Option Value Purpose
wave False Disables Wave, as it's not required for plain S3 storage
fusion-v2 False Disables Fusion V2, as we're using standard S3 storage
fast-storage False Disables the use of fast instance storage, as we're relying on an EBS volume
no-ebs-auto-scale False Allows for EBS auto-scaling, which can be beneficial when not using Fusion V2
provisioning-model "SPOT" Selects cost-effective spot pricing model
instance-types "c6i,m6i,r6i" Selects 6th generation Intel instance types without local storage
max-cpus 1000 Sets maximum number of CPUs for this compute environment
ebs-blocksize 150 Sets the initial EBS block size to 150 GB, providing additional storage for compute instances

These options ensure your plain S3 compute environment is optimized for performance and cost-effectiveness, providing a baseline for comparison with Fusion V2 performance.

Usage

To fill in the details for each of the compute environments:

  1. Navigate to the /compute-envs directory.

  2. Open the desired YAML file (aws_fusion_nvme.yml or aws_plain_s3.yml) in a text editor.

  3. Review the details for each file. If you need to add:

  4. Save the changes to each file.

  5. Use these YAML files to create the compute environments in the Seqera Platform through seqerakit with the following commands.

    To create the Fusion V2 compute environment:

    seqerakit aws_fusion_nvme.yml

    To create the plain S3 compute environment:

    seqerakit aws_plain_s3.yml
  6. Confirm your Compute Environments have been successfully created in the workspace and show a status of 'AVAILABLE' indicating they are ready for use.

Appendix

Labels

Labels are name=value pairs that can be used to organize and categorize your AWS resources.
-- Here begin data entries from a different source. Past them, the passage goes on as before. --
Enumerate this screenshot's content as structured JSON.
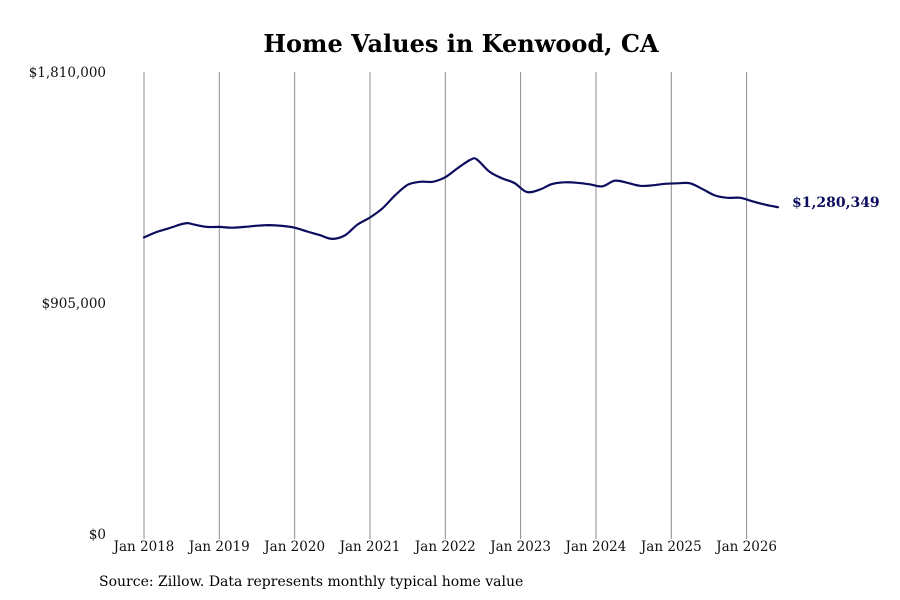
{
  "chart_data": {
    "type": "line",
    "title": "Home Values in Kenwood, CA",
    "source": "Source: Zillow. Data represents monthly typical home value",
    "xlabel": "",
    "ylabel": "",
    "ylim": [
      0,
      1810000
    ],
    "y_ticks": [
      {
        "value": 0,
        "label": "$0"
      },
      {
        "value": 905000,
        "label": "$905,000"
      },
      {
        "value": 1810000,
        "label": "$1,810,000"
      }
    ],
    "x_ticks": [
      "Jan 2018",
      "Jan 2019",
      "Jan 2020",
      "Jan 2021",
      "Jan 2022",
      "Jan 2023",
      "Jan 2024",
      "Jan 2025",
      "Jan 2026"
    ],
    "x_range": [
      "2018-01",
      "2026-06"
    ],
    "grid": "vertical",
    "line_color": "#0d0d5e",
    "grid_color": "#8c8c8c",
    "end_label": "$1,280,349",
    "series": [
      {
        "x": [
          "2018-01",
          "2018-03",
          "2018-05",
          "2018-07",
          "2018-08",
          "2018-09",
          "2018-11",
          "2019-01",
          "2019-03",
          "2019-05",
          "2019-07",
          "2019-09",
          "2019-11",
          "2020-01",
          "2020-03",
          "2020-05",
          "2020-07",
          "2020-09",
          "2020-11",
          "2021-01",
          "2021-03",
          "2021-05",
          "2021-07",
          "2021-09",
          "2021-11",
          "2022-01",
          "2022-03",
          "2022-05",
          "2022-06",
          "2022-08",
          "2022-10",
          "2022-12",
          "2023-02",
          "2023-04",
          "2023-06",
          "2023-08",
          "2023-10",
          "2023-12",
          "2024-02",
          "2024-04",
          "2024-06",
          "2024-08",
          "2024-10",
          "2024-12",
          "2025-02",
          "2025-04",
          "2025-06",
          "2025-08",
          "2025-10",
          "2025-12",
          "2026-02",
          "2026-04",
          "2026-06"
        ],
        "values": [
          1162000,
          1183000,
          1198000,
          1214000,
          1218000,
          1212000,
          1203000,
          1203000,
          1200000,
          1203000,
          1208000,
          1210000,
          1207000,
          1200000,
          1185000,
          1171000,
          1156000,
          1170000,
          1212000,
          1240000,
          1276000,
          1327000,
          1368000,
          1380000,
          1380000,
          1398000,
          1434000,
          1466000,
          1468000,
          1420000,
          1394000,
          1375000,
          1340000,
          1349000,
          1371000,
          1378000,
          1376000,
          1370000,
          1362000,
          1384000,
          1376000,
          1364000,
          1366000,
          1372000,
          1374000,
          1374000,
          1351000,
          1326000,
          1317000,
          1317000,
          1303000,
          1290000,
          1280349
        ]
      }
    ]
  }
}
In the context of our compute environments, labels can be useful for cost tracking and resource management.

We will additionally use process-level labels for further granularity, this is described in the 03_setup_pipelines section.
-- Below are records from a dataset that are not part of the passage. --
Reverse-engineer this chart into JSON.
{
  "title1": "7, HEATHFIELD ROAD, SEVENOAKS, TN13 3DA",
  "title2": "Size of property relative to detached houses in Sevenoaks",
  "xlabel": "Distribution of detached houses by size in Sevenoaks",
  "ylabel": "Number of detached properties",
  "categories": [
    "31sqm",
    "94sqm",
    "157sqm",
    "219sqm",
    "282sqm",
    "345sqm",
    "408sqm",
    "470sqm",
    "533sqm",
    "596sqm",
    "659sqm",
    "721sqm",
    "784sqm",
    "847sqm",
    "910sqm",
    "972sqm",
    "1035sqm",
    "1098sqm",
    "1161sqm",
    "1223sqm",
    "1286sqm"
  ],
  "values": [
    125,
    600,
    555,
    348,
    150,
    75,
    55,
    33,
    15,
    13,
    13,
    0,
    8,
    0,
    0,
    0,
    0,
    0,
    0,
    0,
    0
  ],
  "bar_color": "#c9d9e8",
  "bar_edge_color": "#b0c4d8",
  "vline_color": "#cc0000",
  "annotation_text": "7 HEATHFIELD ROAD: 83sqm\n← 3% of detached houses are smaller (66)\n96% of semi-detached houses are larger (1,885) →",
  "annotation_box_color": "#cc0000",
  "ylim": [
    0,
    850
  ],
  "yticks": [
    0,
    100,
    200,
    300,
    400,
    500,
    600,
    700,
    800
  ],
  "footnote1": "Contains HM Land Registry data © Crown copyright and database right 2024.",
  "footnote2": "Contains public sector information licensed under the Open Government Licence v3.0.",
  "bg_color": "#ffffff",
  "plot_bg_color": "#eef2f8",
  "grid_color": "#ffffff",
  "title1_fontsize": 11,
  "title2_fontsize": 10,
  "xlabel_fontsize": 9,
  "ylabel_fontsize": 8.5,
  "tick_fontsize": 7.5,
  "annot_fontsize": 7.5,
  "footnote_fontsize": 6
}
To add labels to your compute environment:

  1. In the YAML file, locate the labels field.
  2. Add your desired labels as a comma-separated list of key-value pairs. We have pre-populated this with the storage=fusion|plains3 and project=benchmarking labels for better organization.

Networking

If your compute environments require custom networking setup using a custom VPC, subnets, and security groups, these can be added as additional YAML fields.
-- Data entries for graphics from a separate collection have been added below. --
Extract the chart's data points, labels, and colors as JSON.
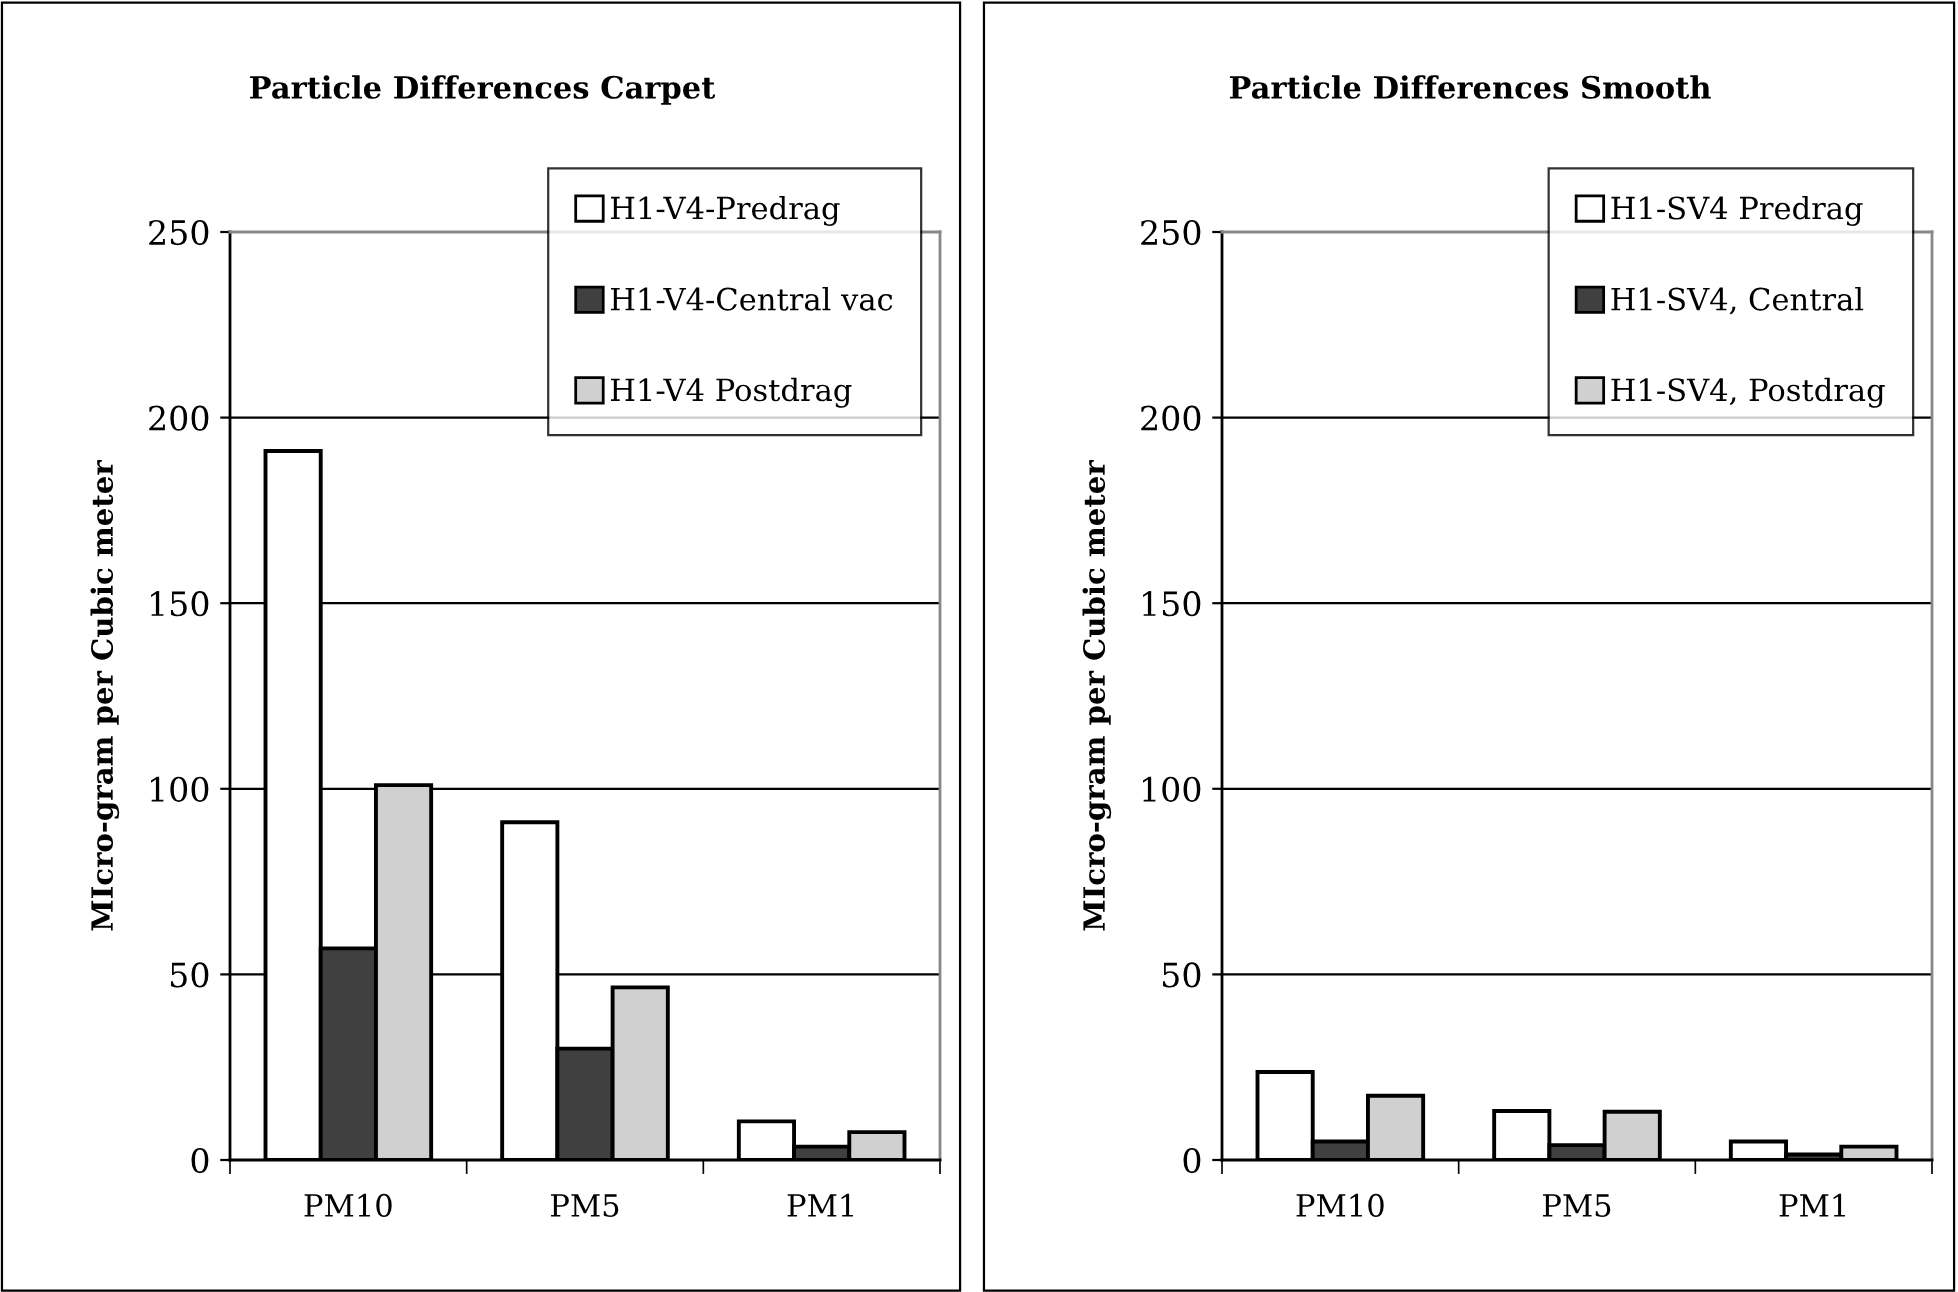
{
  "chart_data": [
    {
      "type": "bar",
      "title": "Particle Differences Carpet",
      "ylabel": "MIcro-gram per Cubic meter",
      "categories": [
        "PM10",
        "PM5",
        "PM1"
      ],
      "series": [
        {
          "name": "H1-V4-Predrag",
          "color": "#ffffff",
          "values": [
            191,
            91,
            10.4
          ]
        },
        {
          "name": "H1-V4-Central vac",
          "color": "#404040",
          "values": [
            57,
            30,
            3.6
          ]
        },
        {
          "name": "H1-V4 Postdrag",
          "color": "#d0d0d0",
          "values": [
            101,
            46.5,
            7.5
          ]
        }
      ],
      "ylim": [
        0,
        250
      ],
      "yticks": [
        0,
        50,
        100,
        150,
        200,
        250
      ],
      "grid": "y",
      "legend": "top right"
    },
    {
      "type": "bar",
      "title": "Particle Differences Smooth",
      "ylabel": "MIcro-gram per Cubic meter",
      "categories": [
        "PM10",
        "PM5",
        "PM1"
      ],
      "series": [
        {
          "name": "H1-SV4 Predrag",
          "color": "#ffffff",
          "values": [
            23.7,
            13.2,
            5
          ]
        },
        {
          "name": "H1-SV4, Central",
          "color": "#404040",
          "values": [
            5,
            4,
            1.5
          ]
        },
        {
          "name": "H1-SV4, Postdrag",
          "color": "#d0d0d0",
          "values": [
            17.3,
            13,
            3.6
          ]
        }
      ],
      "ylim": [
        0,
        250
      ],
      "yticks": [
        0,
        50,
        100,
        150,
        200,
        250
      ],
      "grid": "y",
      "legend": "top right"
    }
  ]
}
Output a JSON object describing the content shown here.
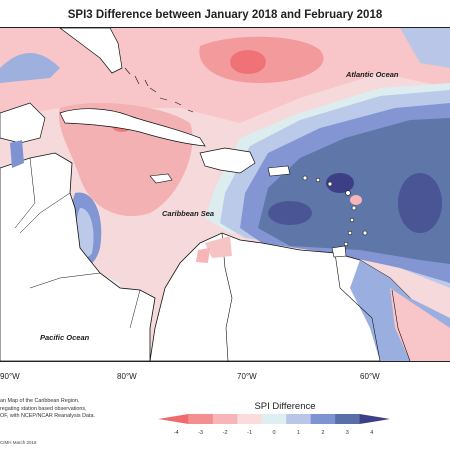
{
  "title": "SPI3 Difference between January 2018 and February 2018",
  "map_labels": {
    "atlantic": "Atlantic Ocean",
    "caribbean": "Caribbean Sea",
    "pacific": "Pacific Ocean"
  },
  "longitude_labels": [
    "90°W",
    "80°W",
    "70°W",
    "60°W"
  ],
  "legend": {
    "title": "SPI Difference",
    "ticks": [
      "-4",
      "-3",
      "-2",
      "-1",
      "0",
      "1",
      "2",
      "3",
      "4"
    ],
    "colors": [
      "#ef6b6e",
      "#f38f91",
      "#f7b5b7",
      "#fbdcdc",
      "#dfeef0",
      "#b9c6e8",
      "#7e94d2",
      "#5a6fa8",
      "#3c3f85"
    ]
  },
  "footer_note": [
    "an Map of the Caribbean Region.",
    "regating station based observations,",
    "OF, with NCEP/NCAR Reanalysis Data."
  ],
  "credit": "CIMH March 2018",
  "colors": {
    "land": "#ffffff",
    "coast": "#111111",
    "background": "#ffffff"
  }
}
To add networking details to your compute environment:

  1. In the YAML files for both Fusion V2 and Plain S3, add the following fields, replacing the values with your networking details:
    subnets: "subnet-aaaabbbbccccdddd1,subnet-aaaabbbbccccdddd2,subnet-aaaabbbbccccdddd3"
    vpc-id: "vpc-aaaabbbbccccdddd"
    security-groups: "sg-aaaabbbbccccdddd"

Note: The values for your subnets, vpc-id and security groups must be a comma-separated string as shown above.

  1. Save your file and create your Compute Environments.